Back to the future: ‘nonpartisan’ proportional representation

Yesterday, I received an email from the Open Primaries organization. It included the following words. What’s interesting is the suggestion that proportional representation (PR) be designed to cater to independents. Independent-politics reformers typically oppose PR, and PR supporters typically have party proportionality in mind.

There is an accelerating conversation about electoral reform happening. Proportional representation, ranked choice voting, nonpartisan and open primaries, nonpartisan redistricting (and more) are all hot topics.

We’re particularly interested in conversations, campaigns and activities that bridge the gap between structural reform and rising independence. For reform to be maximally effective it needs to be grounded completely in where the American people are and where they are headed.

And they are going independent!

Chapter 3 of More Parties or No Parties documents a similar fusion at the height of the Progressive Era. It didn’t end well!

Superb article on primary reform

By Kyle Sammin for Real Clear Pennsylvania. The piece is all about replacing primaries with nomination-by-convention — a proposal that many political scientists likely would support. Here are my favorite lines:

Progressive–Era reformers thought they were returning power to the people by letting states interfere in party business. Instead, they wound up confusing the people, making them think of primary elections as a “first round” that precedes the general election. Returning to a convention system would let parties be parties again, help party members reach consensus instead of shouting past one another, and enable a party collectively to affirm its vision in choosing candidates who share its values.
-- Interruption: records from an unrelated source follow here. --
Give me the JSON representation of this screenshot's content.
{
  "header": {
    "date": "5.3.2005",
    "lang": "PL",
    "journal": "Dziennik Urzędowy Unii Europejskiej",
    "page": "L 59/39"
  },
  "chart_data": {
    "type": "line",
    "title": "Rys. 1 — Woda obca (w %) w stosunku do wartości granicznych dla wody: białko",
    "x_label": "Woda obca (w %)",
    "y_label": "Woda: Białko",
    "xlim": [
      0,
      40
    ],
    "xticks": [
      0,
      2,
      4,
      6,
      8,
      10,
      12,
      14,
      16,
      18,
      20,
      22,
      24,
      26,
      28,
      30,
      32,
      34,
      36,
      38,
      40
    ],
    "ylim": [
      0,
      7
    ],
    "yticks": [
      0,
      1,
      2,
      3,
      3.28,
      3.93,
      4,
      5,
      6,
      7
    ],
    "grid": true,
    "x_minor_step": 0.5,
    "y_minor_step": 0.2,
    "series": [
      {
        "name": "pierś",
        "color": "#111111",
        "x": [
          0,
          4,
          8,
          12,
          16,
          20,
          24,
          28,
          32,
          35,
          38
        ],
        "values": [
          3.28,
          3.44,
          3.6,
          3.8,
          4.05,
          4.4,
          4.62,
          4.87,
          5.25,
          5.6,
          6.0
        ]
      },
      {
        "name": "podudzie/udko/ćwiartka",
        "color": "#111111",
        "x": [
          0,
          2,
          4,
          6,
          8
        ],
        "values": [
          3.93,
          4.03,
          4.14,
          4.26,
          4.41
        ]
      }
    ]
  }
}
And if you don’t like a party’s vision? Start your own party.

Also note the list of countries mentioned in the article. Several of them are frequently held up as examples of ranked-choice voting.

Minor parties also use conventions to select their candidates; so does nearly every political party around the world. Rather than spending taxpayer money on an election that benefits only themselves, the parties must pay their own way. And they do! In Canada, Britain, Ireland, Australia, and nearly any other democracy you can think of, this is how a party’s nominees are chosen.

This piece interestingly was written by a conservative.

Interwar Fabians on ‘instant runoff’

The following is from a 1924 pamphlet on electoral reform by the Fabian Society. The context involves the Labour Party replacing the Liberals as the UK’s main opposition to the Conservatives. The pamphlet itself is about proportional representation, but this excerpt is from a section called “The Alternative Vote.” It is interesting to compare the attendant circumstances with some that now obtain in American nominating primaries.

The method is suggested as a safeguard against minority seats. It is true that the successful candidate would be able to boast of a mathematical majority as proof of his representative quality. But this mathematical majority would not be a majority in the English political sense of the word, i.e., a majority of positive supporters [emphasis in original]. The candidate would be returned partly by the votes given to him to keep other candidates, considered as less desirable, out; and this is no morally decent basis for a Representative Assembly. Moreover, as it is likely that within 15 years the Liberal Party will be electorally defunct, we shall then be troubled with fewer of such multiple-candidate contests. It would be the height of political unwisdom to introduce a new and vicious element into the constitution to counteract a temporary ill.